Together with the above 5 shared libraries, the following 3 libraries are added: libgomp.so.1, libgfortran.so.3 and libquadmath.so.0. Further investigation is necessary to what extent these are used. Note that the above posts inclue 2 libraries for linear algebra (libblas.so.3 and liblapack.so.3) but they are not added as equivalent libraries seem to exist - I guess they are necessary if R is build from source with the following options: –with-blas and –with-lapack. A total of 8 C shared libraries are added to the deployment package.

# copy R except for packages - minimum R packages are copied separately
ls /usr/lib64/R | grep -v library | xargs -I '{}' cp -vr /usr/lib64/R/'{}' $HOME/$HANDLER/

# copy minimal default libraries
# loaded at R startup - stats, graphics, grDevices, utils, datasets, methods and base
# needed for Rpy2 - tools
ls /usr/lib64/R/library | grep 'stats$\|graphics\|grDevices\|utils\|datasets\|methods\|base\|^tools' | \
	xargs -I '{}' cp -vr /usr/lib64/R/library/'{}' $HOME/$HANDLER/library/

# copy shared libraries
ldd /usr/lib64/R/bin/exec/R | grep "=> /" | awk '{print $3}' | \
	grep 'libgomp.so.1\|libgfortran.so.3\|libquadmath.so.0\|libtre.so.5' | \
	xargs -I '{}' cp -v '{}' $HOME/$HANDLER/lib/

Install rpy2 and copy to Lamdba package folder

Python virtualenv is used to install the rpy2 package. The idea is straightforward but actually it was a bit tricky as the rpy2 and its dependent packages can be found in either site-packages or dist-packages folder even in a single EC2 instance - the AWS Doc doesn’t explain clearly. pip install rpy2 -t folder-path was tricky as well because the rpy2 package was not installed sometimes while its dependent packages were installed. One way to check is executing pip list in the virtualenv and, if the rpy2 package is not shown, it is in dist-packages.

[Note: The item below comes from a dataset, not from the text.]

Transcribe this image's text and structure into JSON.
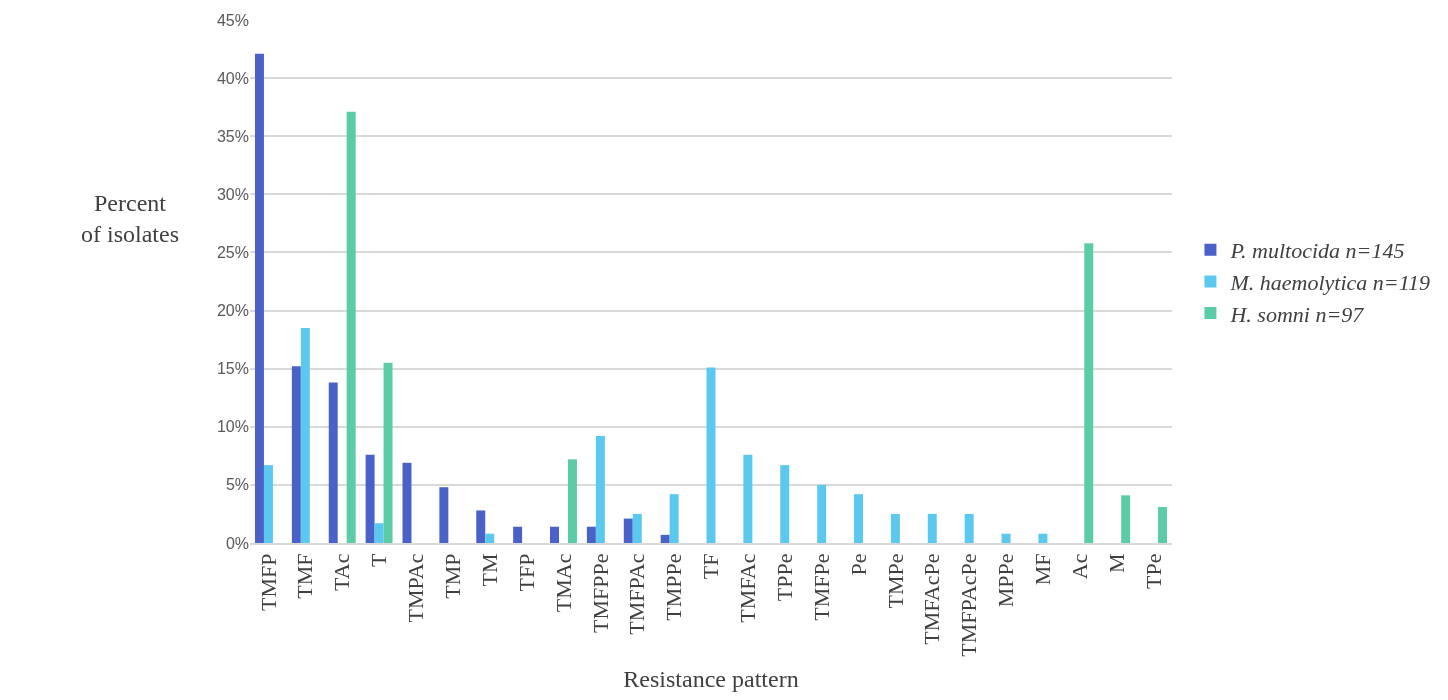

virtualenv ~/env && source ~/env/bin/activate
pip install rpy2
# either in site-packages or dist-packages
# http://docs.aws.amazon.com/lambda/latest/dg/lambda-python-how-to-create-deployment-package.html
export PY_PACK=dist-packages
cp -vr $VIRTUAL_ENV/lib64/python2.7/$PY_PACK/rpy2* $HOME/$HANDLER
cp -vr $VIRTUAL_ENV/lib/python2.7/$PY_PACK/singledispatch* $HOME/$HANDLER
cp -vr $VIRTUAL_ENV/lib/python2.7/$PY_PACK/six* $HOME/$HANDLER
deactivate

Copy handler.py/test_handler.py, compress and copy to S3 bucket

handler.py and test_handler.py are copied to the Lambda package folder and all contents in the folder are compressed. Note that handler.py should exist in the root of the compressed file so that it is necessary to run zip in the deployment package folder. The size of admission.zip is about 27MB so that it is good to deploy. Finally the package file is copied to a S3 bucket called serverless-poc-handlers - note that the aws cli should be configured to copy the file to S3.

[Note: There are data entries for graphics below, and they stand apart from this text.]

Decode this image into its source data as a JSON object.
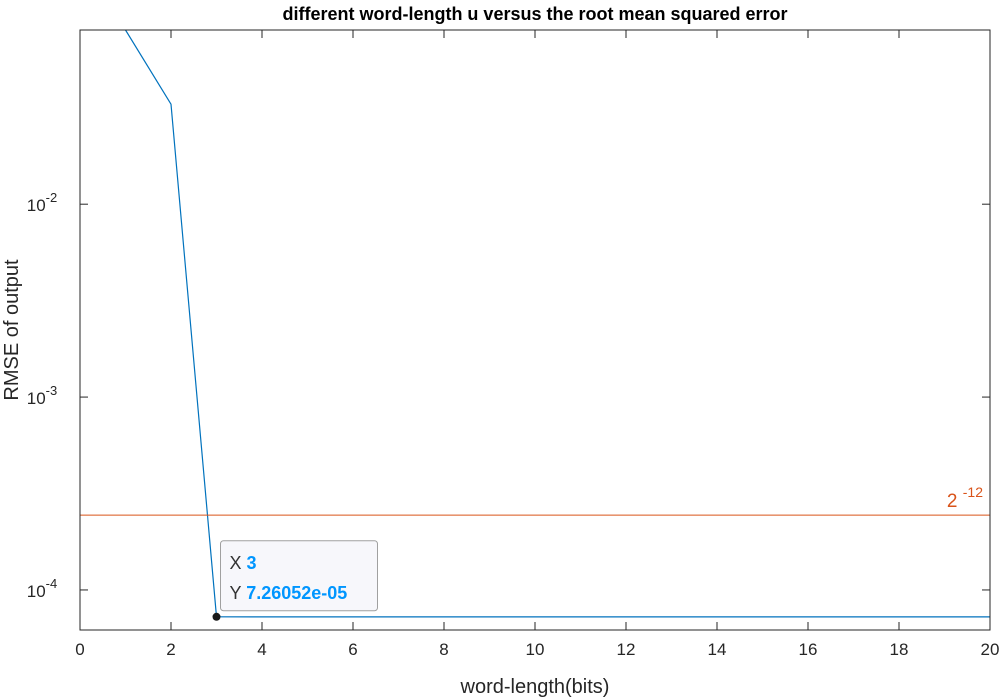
{
  "chart_data": {
    "type": "line",
    "title": "different word-length u versus the root mean squared error",
    "xlabel": "word-length(bits)",
    "ylabel": "RMSE of output",
    "xlim": [
      0,
      20
    ],
    "ylim": [
      6.2e-05,
      0.08
    ],
    "yscale": "log",
    "grid": false,
    "x_ticks": [
      "0",
      "2",
      "4",
      "6",
      "8",
      "10",
      "12",
      "14",
      "16",
      "18",
      "20"
    ],
    "y_ticks": [
      {
        "base": "10",
        "exp": "-4"
      },
      {
        "base": "10",
        "exp": "-3"
      },
      {
        "base": "10",
        "exp": "-2"
      }
    ],
    "series": [
      {
        "color": "#0072BD",
        "x": [
          1,
          2,
          3,
          4,
          5,
          6,
          7,
          8,
          9,
          10,
          11,
          12,
          13,
          14,
          15,
          16,
          17,
          18,
          19,
          20
        ],
        "y": [
          0.08,
          0.033,
          7.26052e-05,
          7.25e-05,
          7.25e-05,
          7.25e-05,
          7.25e-05,
          7.25e-05,
          7.25e-05,
          7.25e-05,
          7.25e-05,
          7.25e-05,
          7.25e-05,
          7.25e-05,
          7.25e-05,
          7.25e-05,
          7.25e-05,
          7.25e-05,
          7.25e-05,
          7.25e-05
        ]
      }
    ],
    "reference_line": {
      "y": 0.000244140625,
      "color": "#D95319",
      "label_base": "2",
      "label_exp": "-12"
    },
    "datatip": {
      "x_label": "X",
      "x_value": "3",
      "y_label": "Y",
      "y_value": "7.26052e-05",
      "value_color": "#0096FF",
      "x": 3,
      "y": 7.26052e-05
    }
  }
}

cp -v serverless-poc/poc-logit-handler/*.py $HOME/$HANDLER

cd $HOME/$HANDLER
zip -r9 $HOME/admission.zip *
# du -sh ~/admission.zip # check file size
# 27M     /home/ec2-user/admission.zip

# aws s3 mb s3://serverless-poc-handlers # create bucket
aws s3 cp $HOME/admission.zip s3://serverless-poc-handlers

Testing

For testing, an EC2 instance without R is necessary so that testing is made in a separate t2.micro instance from the same AMI. Configure the aws-cli and install the boto3 package - the boto3 package is avaialble in Lambda execution environment so that it doesn’t need to be added to the deployment package. LD_LIBRARY_PATH is an environment variable that points to the C shared libraries of the Lambda package. After downloading the package and decompressing it, testing can be made by running test_handler.py.

# configure aws-cli if necessar

sudo pip install boto3
export R_HOME=$HOME
export LD_LIBRARY_PATH=$HOME/lib

aws s3 cp s3://serverless-poc-handlers/admission.zip .
unzip admission.zip

python ./test_handler.py

This is an example testing output where the model object has been downloaded already.

[ec2-user@ip-172-31-71-13 ~]$ python ./test_handler.py
DEBUG:root:admission.rds already downloaded
DEBUG:root:admission.rds already downloaded
.
----------------------------------------------------------------------
Ran 1 test in 0.024s

OK

This is all that I’ve prepared for this post and I hope you don’t feel bored. The next posts will be much more interesting as this package will be exposed via an API.